- Born: Aitor Albizua Meabe 8 January 1992 (age 34) Arrigorriaga, Basque Country, Spain
- Education: Complutense University of Madrid
- Occupations: Journalist, television presenter

= Aitor Albizua =

Spanish television presenter

Aitor Albizua Meabe (born 8 January 1992) is a Spanish journalist and television presenter of Basque descent.

==Biography==
Raised in his native town of Arrigorriaga in Bilbao metropolitan area, Albizua graduated in journalism at the Complutense University of Madrid. He began his professional career as an intern at Cadena SER, where he would spend eight years working in shows like Hora 25 and De buenas a primeras. Albizua later joined Basque media group EITB, where he hosted television programs like the magazine show Nos echamos a la calle and the quiz show Lingo, and conducted the 2021–2022 New Year's Eve special alongside Ane Ibarzabal. During his time in ETB, he also collaborated with Àngels Barceló at Cadena SER.

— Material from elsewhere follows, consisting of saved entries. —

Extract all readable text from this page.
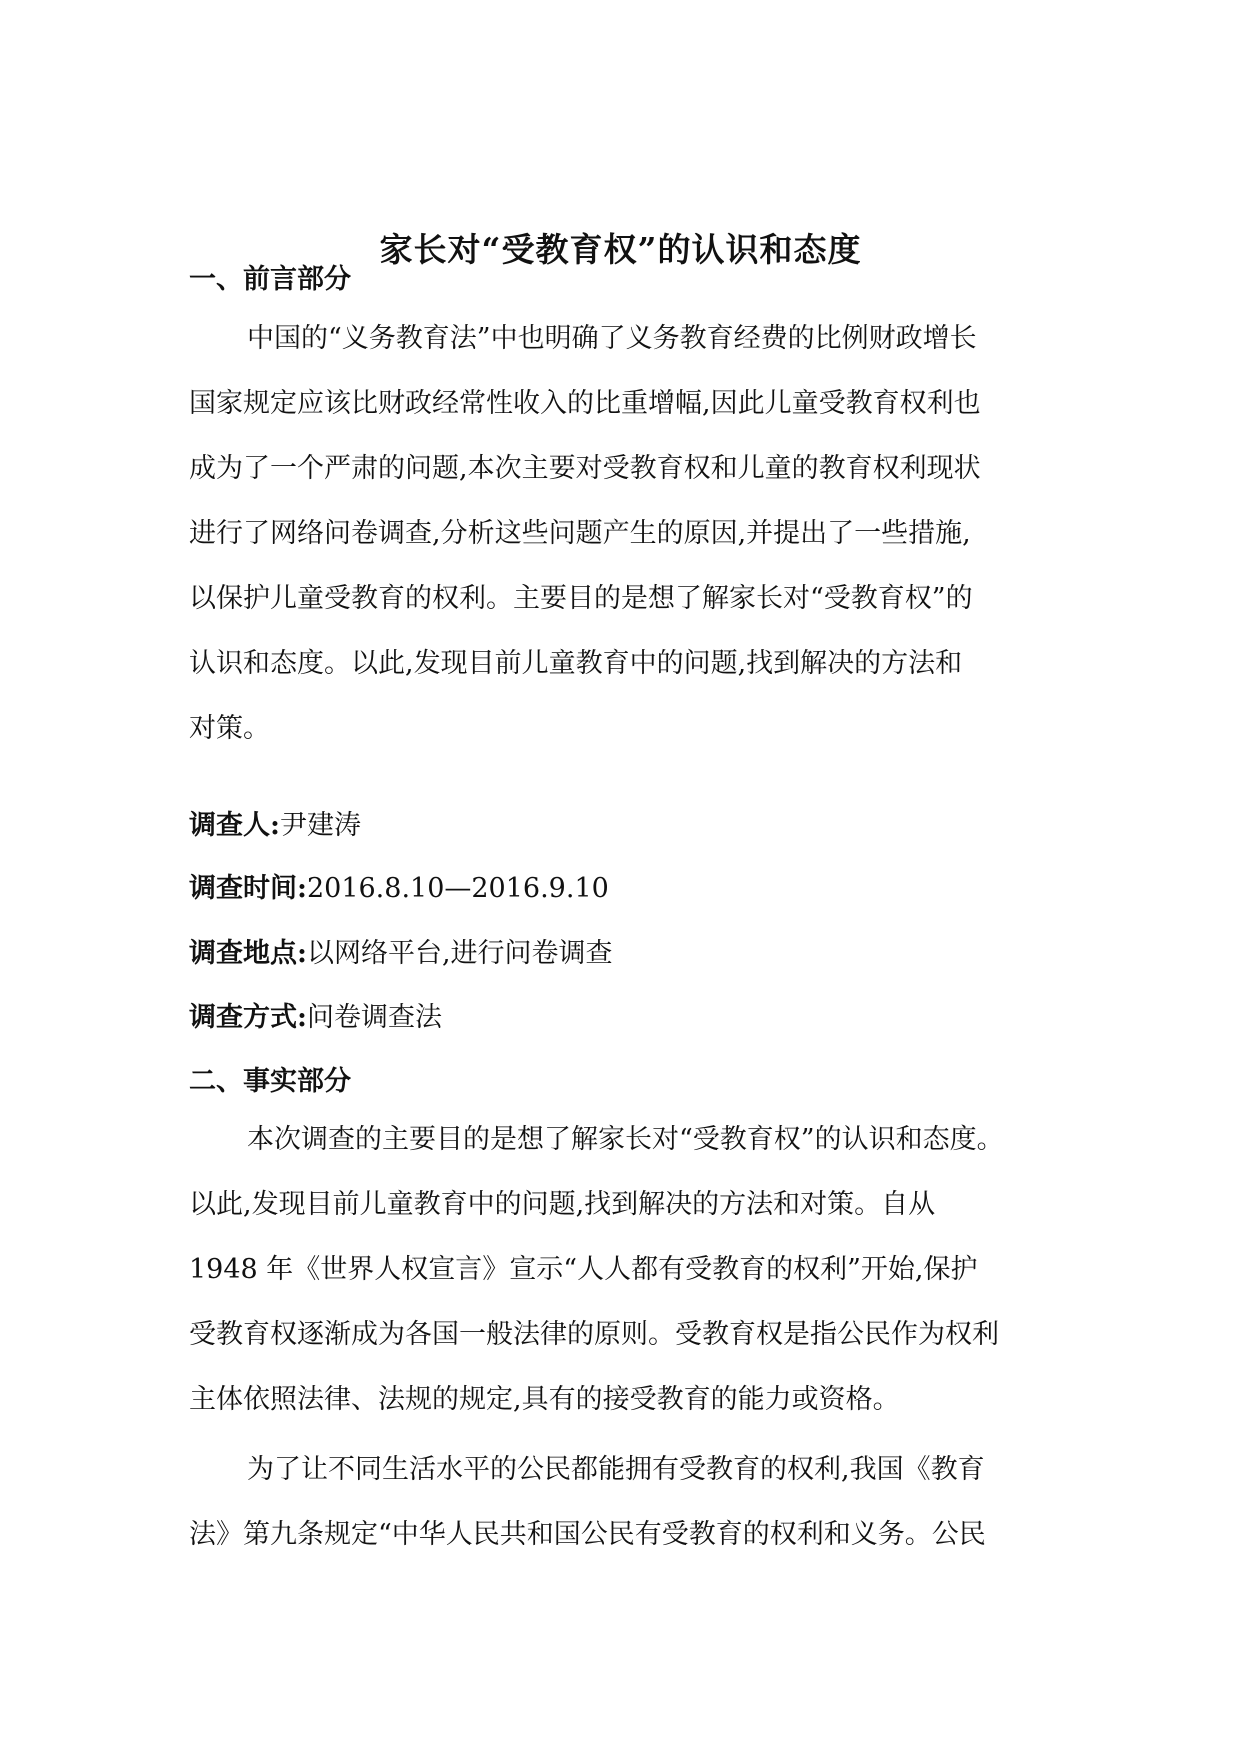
家长对“受教育权”的认识和态度
一、前言部分
中国的“义务教育法”中也明确了义务教育经费的比例财政增长
国家规定应该比财政经常性收入的比重增幅,因此儿童受教育权利也
成为了一个严肃的问题,本次主要对受教育权和儿童的教育权利现状
进行了网络问卷调查,分析这些问题产生的原因,并提出了一些措施,
以保护儿童受教育的权利。主要目的是想了解家长对“受教育权”的
认识和态度。以此,发现目前儿童教育中的问题,找到解决的方法和
对策。
调查人:尹建涛
调查时间:2016.8.10—2016.9.10
调查地点:以网络平台,进行问卷调查
调查方式:问卷调查法
二、事实部分
本次调查的主要目的是想了解家长对“受教育权”的认识和态度。
以此,发现目前儿童教育中的问题,找到解决的方法和对策。自从
1948 年《世界人权宣言》宣示“人人都有受教育的权利”开始,保护
受教育权逐渐成为各国一般法律的原则。受教育权是指公民作为权利
主体依照法律、法规的规定,具有的接受教育的能力或资格。
为了让不同生活水平的公民都能拥有受教育的权利,我国《教育
法》第九条规定“中华人民共和国公民有受教育的权利和义务。公民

In 2022, Albizua was hired by Televisión Española (TVE) to host El comodín de La 1, the Spanish adaptation of the Turkish game show Joker. In January and February 2023, Albizua, alongside Miki Núñez, hosted La Noche del Benidorm Fest, the side show of the television song contest Benidorm Fest 2023. He would go on to host La noche del Benidorm for Benidorm Fest 2024 alongside Inés Hernand.

Since 2024, Albizua hosts the game show Cifras y letras, which returned to La 2. In 2025, he co-hosted daytime magazine show La familia de la tele.